How To Not Completely Ruin Thanksgiving
There was this one time where we made Thanksgiving dinner and we served it before ten at night. Just once, this last time. In the past, we’d dream up an impossible menu, do far too little prep in advance and even leave some groceries for game day – rookie mistake. We’d soldier through burns acquired in haste, try to block out increasingly hungry children and our spidey senses, and eventually turn on each other when we wouldn’t let go of the idea to make the perfect pie crust instead of settling for ice cream already for dessert at this point because “it’s laaate!”
However, last Thanksgiving, we started simply, we stayed on track and we didn’t sacrifice a thing in the end. This is the menu that got us there.
Onion and Fennel Soup with Pistou
An Autumn Tart with Leek Cream and Chard
Roasted Garlic and Browned Butter Mashed Potatoes
Oyster Mushroom Stuffing
Tamari and Thyme Gravy
And, frankly, a killer dessert purchased from a trusted, local baker.
Here’s how you do it:
You shop the morning before. Don’t forget the ice.
You make the soup, prep the leaves for the pie and make the leek cream sauce, stuffing and gravy the day before since they will all benefit from extra time as their flavours deepen.
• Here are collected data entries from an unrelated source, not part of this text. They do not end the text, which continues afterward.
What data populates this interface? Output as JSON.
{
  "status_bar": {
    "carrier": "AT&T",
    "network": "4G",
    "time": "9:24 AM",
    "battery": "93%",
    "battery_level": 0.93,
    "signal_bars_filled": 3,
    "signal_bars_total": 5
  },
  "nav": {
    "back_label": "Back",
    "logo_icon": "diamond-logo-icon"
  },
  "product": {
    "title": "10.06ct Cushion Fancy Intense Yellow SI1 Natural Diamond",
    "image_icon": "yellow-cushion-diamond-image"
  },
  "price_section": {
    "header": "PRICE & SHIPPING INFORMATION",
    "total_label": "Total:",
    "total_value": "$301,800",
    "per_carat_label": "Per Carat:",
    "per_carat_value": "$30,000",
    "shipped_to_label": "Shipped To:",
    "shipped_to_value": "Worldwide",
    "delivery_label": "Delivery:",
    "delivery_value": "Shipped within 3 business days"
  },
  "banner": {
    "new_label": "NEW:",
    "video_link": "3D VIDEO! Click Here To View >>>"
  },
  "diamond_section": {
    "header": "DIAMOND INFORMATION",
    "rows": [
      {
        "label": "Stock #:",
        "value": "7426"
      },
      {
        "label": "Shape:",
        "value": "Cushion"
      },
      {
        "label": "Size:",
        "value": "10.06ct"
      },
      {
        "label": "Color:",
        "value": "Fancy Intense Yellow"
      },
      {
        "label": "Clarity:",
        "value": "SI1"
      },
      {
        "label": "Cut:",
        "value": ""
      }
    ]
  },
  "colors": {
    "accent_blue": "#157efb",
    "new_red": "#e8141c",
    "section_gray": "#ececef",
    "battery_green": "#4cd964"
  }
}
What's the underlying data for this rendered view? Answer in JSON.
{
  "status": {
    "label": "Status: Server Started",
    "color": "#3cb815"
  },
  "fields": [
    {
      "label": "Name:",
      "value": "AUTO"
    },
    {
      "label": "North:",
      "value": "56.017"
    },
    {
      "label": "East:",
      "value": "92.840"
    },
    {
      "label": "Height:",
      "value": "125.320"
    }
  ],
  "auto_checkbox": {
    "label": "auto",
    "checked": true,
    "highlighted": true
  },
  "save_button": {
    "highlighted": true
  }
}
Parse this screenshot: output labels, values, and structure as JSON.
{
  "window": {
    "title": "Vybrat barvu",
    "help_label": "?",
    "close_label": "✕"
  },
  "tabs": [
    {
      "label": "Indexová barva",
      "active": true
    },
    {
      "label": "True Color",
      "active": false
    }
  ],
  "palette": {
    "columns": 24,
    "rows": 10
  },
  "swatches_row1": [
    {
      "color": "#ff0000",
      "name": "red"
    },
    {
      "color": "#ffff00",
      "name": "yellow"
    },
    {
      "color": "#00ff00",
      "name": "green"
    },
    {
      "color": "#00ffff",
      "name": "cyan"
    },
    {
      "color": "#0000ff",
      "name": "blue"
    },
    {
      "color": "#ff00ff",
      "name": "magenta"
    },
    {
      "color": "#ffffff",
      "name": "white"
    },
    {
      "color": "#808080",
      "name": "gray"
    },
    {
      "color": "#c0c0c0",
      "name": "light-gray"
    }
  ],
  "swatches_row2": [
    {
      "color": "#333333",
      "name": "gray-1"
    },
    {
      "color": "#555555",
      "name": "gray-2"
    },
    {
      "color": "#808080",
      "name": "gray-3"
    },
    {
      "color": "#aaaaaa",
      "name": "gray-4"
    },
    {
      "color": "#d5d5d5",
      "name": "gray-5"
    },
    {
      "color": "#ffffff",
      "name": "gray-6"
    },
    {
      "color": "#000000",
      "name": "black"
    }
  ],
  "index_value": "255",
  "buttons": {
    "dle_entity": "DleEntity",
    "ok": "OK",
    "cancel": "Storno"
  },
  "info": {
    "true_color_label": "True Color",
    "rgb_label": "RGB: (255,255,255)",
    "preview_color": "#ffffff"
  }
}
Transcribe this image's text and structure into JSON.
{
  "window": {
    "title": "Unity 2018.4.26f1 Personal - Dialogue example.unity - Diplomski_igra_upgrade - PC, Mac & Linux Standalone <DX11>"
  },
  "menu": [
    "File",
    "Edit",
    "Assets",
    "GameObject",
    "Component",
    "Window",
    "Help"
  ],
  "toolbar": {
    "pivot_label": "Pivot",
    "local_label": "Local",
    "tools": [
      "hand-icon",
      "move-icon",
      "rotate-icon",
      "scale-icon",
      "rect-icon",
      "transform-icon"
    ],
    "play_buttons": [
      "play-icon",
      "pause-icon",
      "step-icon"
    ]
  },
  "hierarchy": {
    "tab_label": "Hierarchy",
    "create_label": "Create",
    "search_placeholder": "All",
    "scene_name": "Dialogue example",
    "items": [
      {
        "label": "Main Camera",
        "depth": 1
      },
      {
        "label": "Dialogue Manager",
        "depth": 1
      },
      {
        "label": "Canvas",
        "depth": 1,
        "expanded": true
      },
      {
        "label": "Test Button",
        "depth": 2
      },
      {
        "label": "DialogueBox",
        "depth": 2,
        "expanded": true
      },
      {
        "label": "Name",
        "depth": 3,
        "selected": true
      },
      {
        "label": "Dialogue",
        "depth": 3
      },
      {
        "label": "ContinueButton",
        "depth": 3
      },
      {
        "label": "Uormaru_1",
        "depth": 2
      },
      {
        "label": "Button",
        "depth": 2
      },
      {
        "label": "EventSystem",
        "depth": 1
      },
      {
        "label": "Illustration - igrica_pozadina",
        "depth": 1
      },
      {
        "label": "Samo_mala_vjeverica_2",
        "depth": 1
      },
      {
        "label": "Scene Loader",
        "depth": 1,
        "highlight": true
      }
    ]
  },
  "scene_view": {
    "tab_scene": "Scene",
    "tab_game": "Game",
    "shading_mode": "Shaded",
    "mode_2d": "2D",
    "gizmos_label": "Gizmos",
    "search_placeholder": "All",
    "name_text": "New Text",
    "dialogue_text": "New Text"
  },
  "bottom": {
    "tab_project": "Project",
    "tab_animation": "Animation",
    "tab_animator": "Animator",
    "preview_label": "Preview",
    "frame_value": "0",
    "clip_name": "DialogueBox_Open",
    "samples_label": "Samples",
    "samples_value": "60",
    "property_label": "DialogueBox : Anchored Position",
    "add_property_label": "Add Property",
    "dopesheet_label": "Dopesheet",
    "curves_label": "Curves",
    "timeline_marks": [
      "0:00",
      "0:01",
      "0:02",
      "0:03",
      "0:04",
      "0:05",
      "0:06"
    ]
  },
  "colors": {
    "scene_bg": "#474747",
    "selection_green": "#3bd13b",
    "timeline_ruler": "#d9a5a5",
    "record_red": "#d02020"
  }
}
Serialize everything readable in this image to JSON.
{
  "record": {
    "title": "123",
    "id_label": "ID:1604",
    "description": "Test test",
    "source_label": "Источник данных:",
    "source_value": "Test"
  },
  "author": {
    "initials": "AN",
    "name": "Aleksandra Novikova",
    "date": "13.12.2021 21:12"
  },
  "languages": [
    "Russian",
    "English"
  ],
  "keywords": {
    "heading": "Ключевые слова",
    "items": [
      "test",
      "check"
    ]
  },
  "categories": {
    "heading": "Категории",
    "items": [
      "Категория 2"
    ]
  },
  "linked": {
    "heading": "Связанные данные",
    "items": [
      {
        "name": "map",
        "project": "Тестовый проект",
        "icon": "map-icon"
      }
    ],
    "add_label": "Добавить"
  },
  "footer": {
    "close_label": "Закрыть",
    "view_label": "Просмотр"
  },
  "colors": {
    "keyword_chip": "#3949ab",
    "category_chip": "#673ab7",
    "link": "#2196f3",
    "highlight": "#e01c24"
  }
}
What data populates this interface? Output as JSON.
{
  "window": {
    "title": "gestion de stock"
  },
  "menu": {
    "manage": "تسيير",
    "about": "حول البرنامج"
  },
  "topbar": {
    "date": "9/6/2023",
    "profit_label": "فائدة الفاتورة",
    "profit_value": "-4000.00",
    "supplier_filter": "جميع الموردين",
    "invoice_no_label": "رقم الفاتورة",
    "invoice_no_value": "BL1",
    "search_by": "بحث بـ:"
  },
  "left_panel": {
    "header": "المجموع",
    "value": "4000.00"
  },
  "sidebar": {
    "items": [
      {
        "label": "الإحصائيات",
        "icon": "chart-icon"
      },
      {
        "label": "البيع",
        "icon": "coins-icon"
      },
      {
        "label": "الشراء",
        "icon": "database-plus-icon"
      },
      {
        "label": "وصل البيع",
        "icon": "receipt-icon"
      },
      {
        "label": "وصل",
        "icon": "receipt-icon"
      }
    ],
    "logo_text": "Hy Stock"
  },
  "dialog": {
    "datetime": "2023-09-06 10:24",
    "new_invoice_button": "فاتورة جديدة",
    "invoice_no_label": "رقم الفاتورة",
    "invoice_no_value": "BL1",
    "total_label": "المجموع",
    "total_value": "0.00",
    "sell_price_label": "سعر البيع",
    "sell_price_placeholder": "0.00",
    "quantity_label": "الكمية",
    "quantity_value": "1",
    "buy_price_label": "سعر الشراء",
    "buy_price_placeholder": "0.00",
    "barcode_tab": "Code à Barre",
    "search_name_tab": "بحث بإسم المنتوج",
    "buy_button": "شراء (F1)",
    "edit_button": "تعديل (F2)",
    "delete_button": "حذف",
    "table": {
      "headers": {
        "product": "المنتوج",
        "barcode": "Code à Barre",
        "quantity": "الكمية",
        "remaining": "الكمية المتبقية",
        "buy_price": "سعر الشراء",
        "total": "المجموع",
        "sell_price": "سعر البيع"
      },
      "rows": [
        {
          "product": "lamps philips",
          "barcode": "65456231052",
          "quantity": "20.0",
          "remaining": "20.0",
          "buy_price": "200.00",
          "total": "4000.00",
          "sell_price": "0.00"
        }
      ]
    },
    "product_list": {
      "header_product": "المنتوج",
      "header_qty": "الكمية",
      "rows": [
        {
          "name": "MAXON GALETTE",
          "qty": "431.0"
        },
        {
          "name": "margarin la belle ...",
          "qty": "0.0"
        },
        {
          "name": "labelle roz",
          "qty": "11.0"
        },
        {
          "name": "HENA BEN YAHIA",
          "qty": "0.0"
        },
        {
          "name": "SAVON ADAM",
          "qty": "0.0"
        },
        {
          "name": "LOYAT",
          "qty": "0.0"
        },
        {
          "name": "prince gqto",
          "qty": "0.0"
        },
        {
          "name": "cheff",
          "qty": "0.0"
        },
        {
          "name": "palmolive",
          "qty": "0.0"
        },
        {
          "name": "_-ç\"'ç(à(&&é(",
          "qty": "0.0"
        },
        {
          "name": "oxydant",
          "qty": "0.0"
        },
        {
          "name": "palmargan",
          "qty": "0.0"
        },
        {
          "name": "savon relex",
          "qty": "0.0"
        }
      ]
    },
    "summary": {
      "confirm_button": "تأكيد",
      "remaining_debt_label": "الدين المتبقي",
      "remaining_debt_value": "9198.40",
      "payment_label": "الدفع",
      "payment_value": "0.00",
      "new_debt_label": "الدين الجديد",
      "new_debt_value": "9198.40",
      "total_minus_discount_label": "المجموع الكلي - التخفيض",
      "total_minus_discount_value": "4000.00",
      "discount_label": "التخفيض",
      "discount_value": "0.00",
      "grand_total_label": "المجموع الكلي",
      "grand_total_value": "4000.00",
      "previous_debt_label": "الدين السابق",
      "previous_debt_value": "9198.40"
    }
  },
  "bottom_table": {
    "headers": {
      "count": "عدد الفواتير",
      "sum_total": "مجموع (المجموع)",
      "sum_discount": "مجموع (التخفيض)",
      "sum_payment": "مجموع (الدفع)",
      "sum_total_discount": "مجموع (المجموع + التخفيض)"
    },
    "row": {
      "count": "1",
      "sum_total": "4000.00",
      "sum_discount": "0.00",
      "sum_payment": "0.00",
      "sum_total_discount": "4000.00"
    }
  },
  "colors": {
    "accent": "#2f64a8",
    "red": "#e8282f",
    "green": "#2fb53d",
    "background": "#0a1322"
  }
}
Also, blanch the rapini and wash the kale.
Before bed, you set the table and put wine, beer and other drinks in the fridge to chill.
On the day of, you prep everything way earlier than you think you need to, and you eat lunch so you’re not cranky.
You do the mashed potatoes and stuffing, cover and hold.
Last, bring the cream for the tart to room temperature, roll out, top and bake the tart and while it’s baking, you assemble the salad, fry the rapini and reheat the gravy.
Then pour drinks, call guests to the table and let the pie you purchased warm while you eat dinner.
If it’s family, they’ll help you clean up. If it’s friends, let them help a little. Anyone more removed, protest any efforts, or at least that’s what I say. Whatever happens next, push some sherry on anyone who’s not driving which will spark a friendly but snarky convo about sherry only being cool again because of those “new Spanish” Toronto hotspots. (True.)
By the way, you might have noticed that this is a vegetarian menu. If you always have turkey at Thanksgiving, you don’t need a recipe from me. If you’ll have a vegetarian at the table, please don’t serve them extra sides in lieu of turkey. For this particular meal, everyone needs a special main that goes with all of those sides. Make the autumn tart especially for them, and all of the recipes within this issue for everyone you’ve gathered for your feast.